D Wiki

Yigal Chripun yigal100 at gmail.com
Tue Jun 9 13:08:19 PDT 2009


BCS wrote:
> Hello Yigal,
> 
>> Daniel Keep Wrote:
>>
>>> yigal chripun wrote:
>>>
>>>> Daniel Keep Wrote:
>>>>
>>>>> Yigal Chripun wrote:
>>>>>
>>>>>> ...
>>>>>>
>>>>>> 1) A CMS - depends on what package you choose but some are very
>>>>>> good at organization of content
>>>>>>
>>>>> A wiki *is* a CMS.
>>>>>
>>>> no. I meant a CMS like joomla or something in that category.
>>>>
>>> What's the quantifiable difference?  The only one I can think of is
>>> that CMSes are designed for closed-authorship sites (you have to
>>> register and be approved) whereas Wikis are the other way around.
>>> But since you can change that, it doesn't seem like a reason to have
>>> a CMS, especially since we *want* an open-authorship site.
>>>
>> the difference is in the UI (which a wiki doesn't provide) and the
>> format used, i.e. not some wiki format.
>>
> 
> One major *advantage* of wikies is that the UI is a browser.

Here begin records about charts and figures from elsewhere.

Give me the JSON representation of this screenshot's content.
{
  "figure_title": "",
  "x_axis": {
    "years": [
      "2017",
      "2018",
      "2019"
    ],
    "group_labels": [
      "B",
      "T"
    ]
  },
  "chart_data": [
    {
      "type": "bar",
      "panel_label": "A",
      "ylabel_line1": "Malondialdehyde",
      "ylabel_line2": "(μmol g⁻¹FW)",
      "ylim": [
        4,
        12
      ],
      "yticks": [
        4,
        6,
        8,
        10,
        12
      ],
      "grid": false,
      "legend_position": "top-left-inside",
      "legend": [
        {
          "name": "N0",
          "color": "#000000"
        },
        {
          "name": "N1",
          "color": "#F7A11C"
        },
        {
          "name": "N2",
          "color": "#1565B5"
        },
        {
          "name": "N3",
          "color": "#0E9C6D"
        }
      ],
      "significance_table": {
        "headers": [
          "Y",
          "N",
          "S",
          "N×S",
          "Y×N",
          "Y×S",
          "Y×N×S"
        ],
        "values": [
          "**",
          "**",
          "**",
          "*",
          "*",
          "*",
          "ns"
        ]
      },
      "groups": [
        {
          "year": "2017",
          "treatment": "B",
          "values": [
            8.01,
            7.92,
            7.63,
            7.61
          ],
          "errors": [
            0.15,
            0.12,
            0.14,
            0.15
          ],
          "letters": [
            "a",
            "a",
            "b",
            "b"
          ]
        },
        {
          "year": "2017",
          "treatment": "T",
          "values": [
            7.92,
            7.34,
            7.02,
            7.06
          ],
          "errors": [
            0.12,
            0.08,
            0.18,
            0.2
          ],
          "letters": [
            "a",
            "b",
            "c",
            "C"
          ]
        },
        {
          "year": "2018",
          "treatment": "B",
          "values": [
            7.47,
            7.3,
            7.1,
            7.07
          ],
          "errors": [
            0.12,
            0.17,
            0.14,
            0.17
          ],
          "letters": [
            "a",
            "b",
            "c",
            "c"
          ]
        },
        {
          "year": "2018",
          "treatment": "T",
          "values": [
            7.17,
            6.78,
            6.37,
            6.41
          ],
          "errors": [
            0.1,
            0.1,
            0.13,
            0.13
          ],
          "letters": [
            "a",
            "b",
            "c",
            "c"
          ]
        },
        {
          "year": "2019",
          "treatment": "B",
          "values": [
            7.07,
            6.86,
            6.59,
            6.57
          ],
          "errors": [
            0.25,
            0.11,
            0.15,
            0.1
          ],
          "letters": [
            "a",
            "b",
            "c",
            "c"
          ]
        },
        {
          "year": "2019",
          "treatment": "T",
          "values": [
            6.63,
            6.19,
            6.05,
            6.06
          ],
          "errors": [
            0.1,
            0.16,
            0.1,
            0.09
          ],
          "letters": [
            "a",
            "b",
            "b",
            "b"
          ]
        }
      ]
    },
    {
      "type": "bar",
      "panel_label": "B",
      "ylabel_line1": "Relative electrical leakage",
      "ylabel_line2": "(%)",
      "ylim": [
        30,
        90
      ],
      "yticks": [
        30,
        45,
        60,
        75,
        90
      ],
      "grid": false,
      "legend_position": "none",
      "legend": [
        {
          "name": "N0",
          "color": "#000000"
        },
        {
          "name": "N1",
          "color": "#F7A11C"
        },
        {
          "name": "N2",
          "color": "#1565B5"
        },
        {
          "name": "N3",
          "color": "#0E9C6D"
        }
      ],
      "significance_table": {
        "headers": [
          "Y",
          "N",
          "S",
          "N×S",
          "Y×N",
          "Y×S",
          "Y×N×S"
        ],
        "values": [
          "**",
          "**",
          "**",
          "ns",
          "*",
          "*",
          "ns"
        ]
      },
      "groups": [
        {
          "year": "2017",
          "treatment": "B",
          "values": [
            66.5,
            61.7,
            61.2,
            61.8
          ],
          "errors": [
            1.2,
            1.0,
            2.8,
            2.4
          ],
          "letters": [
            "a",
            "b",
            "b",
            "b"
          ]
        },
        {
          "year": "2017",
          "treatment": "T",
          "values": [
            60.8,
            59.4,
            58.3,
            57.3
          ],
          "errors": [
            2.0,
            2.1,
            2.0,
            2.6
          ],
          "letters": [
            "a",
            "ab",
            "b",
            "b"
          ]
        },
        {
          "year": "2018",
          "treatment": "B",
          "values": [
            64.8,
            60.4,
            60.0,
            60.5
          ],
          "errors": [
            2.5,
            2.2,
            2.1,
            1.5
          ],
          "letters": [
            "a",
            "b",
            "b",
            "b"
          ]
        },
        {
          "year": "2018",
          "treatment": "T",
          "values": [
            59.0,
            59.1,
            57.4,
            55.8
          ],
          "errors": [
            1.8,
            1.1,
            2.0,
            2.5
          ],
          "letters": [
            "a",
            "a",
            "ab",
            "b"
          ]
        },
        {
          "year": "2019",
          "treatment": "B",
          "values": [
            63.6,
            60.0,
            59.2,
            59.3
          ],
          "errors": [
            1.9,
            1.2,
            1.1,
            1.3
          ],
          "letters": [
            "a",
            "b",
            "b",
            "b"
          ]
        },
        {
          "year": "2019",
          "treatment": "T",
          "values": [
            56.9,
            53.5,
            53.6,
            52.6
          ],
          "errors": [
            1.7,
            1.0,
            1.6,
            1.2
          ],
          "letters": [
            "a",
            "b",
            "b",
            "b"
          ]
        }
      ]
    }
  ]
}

If I need 
> to install anything (even a plugin, and lets pretend I don't have flash 
> already) I'm not going to be contributing anything.
> 

no. wikies are text based and have *NO* UI.
the flash widget was, as you said, "if all else fails" and we do not 
need to go to that extreme.

why is a standards based rich text editor so hard to envision? are we 
considering supporting all browsers since explorer 1.0 and that's why 
it's so hard?

IMO, this is doable. I am able to compose rich text messages in gmail 
without the need to learn some obscure wiki format. so maybe gmail 
doesn't provide support for all possible combinations of html tags but 
neither is the wiki format.

all i'm trying to say is that it's more productive IMO to try to fix the 
few problems that the current rich text editors have (according to other 
people's replies) than to give up and just use the wrong design.